"Je parle d’odyssée, car l’agriculture va vivre dans les prochaines années un voyage semé d’embûches : elle devra répondre à des attentes multiples, tout en étant canalisée par les politiques publiques. En France, il me semble clair que l’agriculture sera plus « naturelle » et maintiendra, voire augmentera sa production.
Et pour cela, nous avons la science ! Et le champ des découvertes est encore tellement vaste, sur l’agroécologie, les microbiotes, l’épigénétique, les biostimulants, etc. Je pense aussi que l’agriculture sera paysanne, au sens où elle sera davantage ajustée à un terroir et à un écosystème.
Davantage de salariés
L’agriculture comptera toujours autant d’actifs, mais il y aura moins de chefs d’exploitation et plus de salariés — qu’il faudra savoir payer correctement. Ceux qui anticipent une « hémorragie » se trompent ! Il faut séparer les notions d’actifs à renouveler et d’entreprises à reprendre. La pyramide des âges entraînera certes des départs massifs d’agriculteurs, estimés à près de 200 000 dans les dix prochaines années.
Mais il n’y aura pas autant de fermes à transmettre, je parierai plutôt sur la moitié, soit 100 000. Car la moitié des exploitations sont en société et ne seront pas à céder. Dans un Gaec mère-fils, quand la mère part, soit le fils reste seul et simplifie son système, soit il trouve un associé, soit il embauche un salarié.
S’ouvrir aux capitaux extérieurs
Le foncier est un enjeu crucial. Les départs à la retraite vont accélérer la mobilité foncière : lorsque les baux sont au nom de l’agriculteur sortant, il y a un risque que le propriétaire en profite pour vendre. Ce qui peut gravement pénaliser le candidat à la reprise ou les associés restants. Il faut tout faire pour éviter que l’agriculteur ait à acheter les terres. Multiplier des sociétés foncières qui proposent des baux cessibles — comme cela existe pour les baux commerciaux — me semble une bonne solution. Les revenus d’un agriculteur doivent lui servir à vivre et à développer de la valeur ; or le foncier ne crée pas de la valeur !
La forte capitalisation des exploitations est aussi un frein à la reprise et à l’investissement. Il faut faire entrer des capitaux extérieurs dans les exploitations et partager la propriété des actifs. L’agriculteur pourra rémunérer ses actionnaires, ce qui lui coûtera moins cher que de rembourser un emprunt. Les dividendes versés sont comme les intérêts d’un prêt, mais il n’y a pas de capital à rembourser. Quant aux actionnaires, je pense qu’il serait dangereux que l’aval — coopérative et grande distribution — prenne directement des participations dans les exploitations. Mais un fonds d’investissement multi-actionnaires semble une voie intéressante.

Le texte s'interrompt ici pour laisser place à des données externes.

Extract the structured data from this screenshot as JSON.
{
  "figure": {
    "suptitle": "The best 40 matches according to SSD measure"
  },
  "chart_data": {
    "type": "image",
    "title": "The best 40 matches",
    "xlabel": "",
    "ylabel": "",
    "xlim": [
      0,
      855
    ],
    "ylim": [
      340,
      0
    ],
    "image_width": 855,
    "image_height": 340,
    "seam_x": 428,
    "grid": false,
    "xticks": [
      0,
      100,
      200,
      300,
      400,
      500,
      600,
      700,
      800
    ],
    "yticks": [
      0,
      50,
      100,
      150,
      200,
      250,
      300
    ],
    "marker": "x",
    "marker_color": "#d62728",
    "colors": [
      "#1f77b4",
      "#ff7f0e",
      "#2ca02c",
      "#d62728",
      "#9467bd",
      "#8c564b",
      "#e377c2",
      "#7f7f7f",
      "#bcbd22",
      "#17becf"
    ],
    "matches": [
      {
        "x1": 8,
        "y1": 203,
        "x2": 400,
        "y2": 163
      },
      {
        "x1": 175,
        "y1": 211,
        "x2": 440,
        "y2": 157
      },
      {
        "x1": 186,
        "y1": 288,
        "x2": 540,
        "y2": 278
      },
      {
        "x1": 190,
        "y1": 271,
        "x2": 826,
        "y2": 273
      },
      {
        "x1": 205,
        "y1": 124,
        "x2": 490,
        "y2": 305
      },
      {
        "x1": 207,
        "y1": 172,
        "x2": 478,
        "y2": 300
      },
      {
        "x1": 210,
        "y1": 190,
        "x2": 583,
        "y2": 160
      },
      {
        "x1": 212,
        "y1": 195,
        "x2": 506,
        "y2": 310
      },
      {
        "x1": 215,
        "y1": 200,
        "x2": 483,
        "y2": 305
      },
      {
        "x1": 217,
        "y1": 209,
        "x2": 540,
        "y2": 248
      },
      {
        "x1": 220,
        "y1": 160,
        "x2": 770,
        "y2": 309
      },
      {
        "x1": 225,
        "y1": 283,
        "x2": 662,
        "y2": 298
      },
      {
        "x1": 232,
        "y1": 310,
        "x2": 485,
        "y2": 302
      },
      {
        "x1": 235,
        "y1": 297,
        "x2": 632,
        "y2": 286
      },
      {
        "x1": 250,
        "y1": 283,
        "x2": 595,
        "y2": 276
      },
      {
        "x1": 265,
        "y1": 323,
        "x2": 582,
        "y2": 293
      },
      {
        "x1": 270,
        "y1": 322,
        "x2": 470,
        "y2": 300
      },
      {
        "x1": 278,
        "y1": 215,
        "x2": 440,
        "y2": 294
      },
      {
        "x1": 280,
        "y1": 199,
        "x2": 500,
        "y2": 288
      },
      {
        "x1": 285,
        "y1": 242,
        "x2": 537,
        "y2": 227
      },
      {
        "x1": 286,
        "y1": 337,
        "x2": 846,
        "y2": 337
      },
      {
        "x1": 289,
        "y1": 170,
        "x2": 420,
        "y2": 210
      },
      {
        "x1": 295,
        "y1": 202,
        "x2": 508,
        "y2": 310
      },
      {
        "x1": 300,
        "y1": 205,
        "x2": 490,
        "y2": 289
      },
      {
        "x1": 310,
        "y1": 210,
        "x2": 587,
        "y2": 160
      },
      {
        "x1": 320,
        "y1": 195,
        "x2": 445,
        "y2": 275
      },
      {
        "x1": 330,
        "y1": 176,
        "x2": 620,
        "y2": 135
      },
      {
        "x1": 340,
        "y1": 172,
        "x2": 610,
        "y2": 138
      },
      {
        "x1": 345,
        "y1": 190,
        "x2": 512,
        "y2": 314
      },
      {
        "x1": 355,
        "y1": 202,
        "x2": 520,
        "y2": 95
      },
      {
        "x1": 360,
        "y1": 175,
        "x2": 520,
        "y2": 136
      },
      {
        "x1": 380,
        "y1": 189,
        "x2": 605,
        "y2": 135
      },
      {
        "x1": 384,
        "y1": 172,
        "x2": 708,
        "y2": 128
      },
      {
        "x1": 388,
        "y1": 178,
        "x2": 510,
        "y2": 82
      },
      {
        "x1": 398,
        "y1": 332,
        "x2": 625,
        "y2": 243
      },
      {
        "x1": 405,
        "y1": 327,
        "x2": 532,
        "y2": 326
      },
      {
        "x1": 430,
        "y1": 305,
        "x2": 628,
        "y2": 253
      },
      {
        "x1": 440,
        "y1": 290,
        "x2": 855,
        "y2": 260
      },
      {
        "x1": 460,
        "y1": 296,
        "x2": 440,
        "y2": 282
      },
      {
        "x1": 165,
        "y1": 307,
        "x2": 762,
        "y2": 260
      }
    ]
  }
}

Je suis résolument positif sur la capacité des agriculteurs à vivre de leur métier. Sur les 40 dernières années, le résultat moyen par agriculteur a triplé, alors que le revenu disponible par Français n’a que doublé. Certes, il y a de grandes disparités entre les filières. Mais je voudrais surtout mettre l’accent sur les écarts de performances entre les exploitations d’une même filière, qui interrogent sur les compétences individuelles des gérants, mais aussi sur l’efficacité des structures de conseil agricole. C’est un sujet qui dérange. Mais j’y vois une raison d’espérer : bien formés et mieux accompagnés, les exploitants n’en seront que plus performants."
(1) « 2041, l’odyssée paysanne. Pour la santé de l’homme et de la planète », Jean-Marie Séronie, 200 pages, aux Éditions France Agricole, 2022.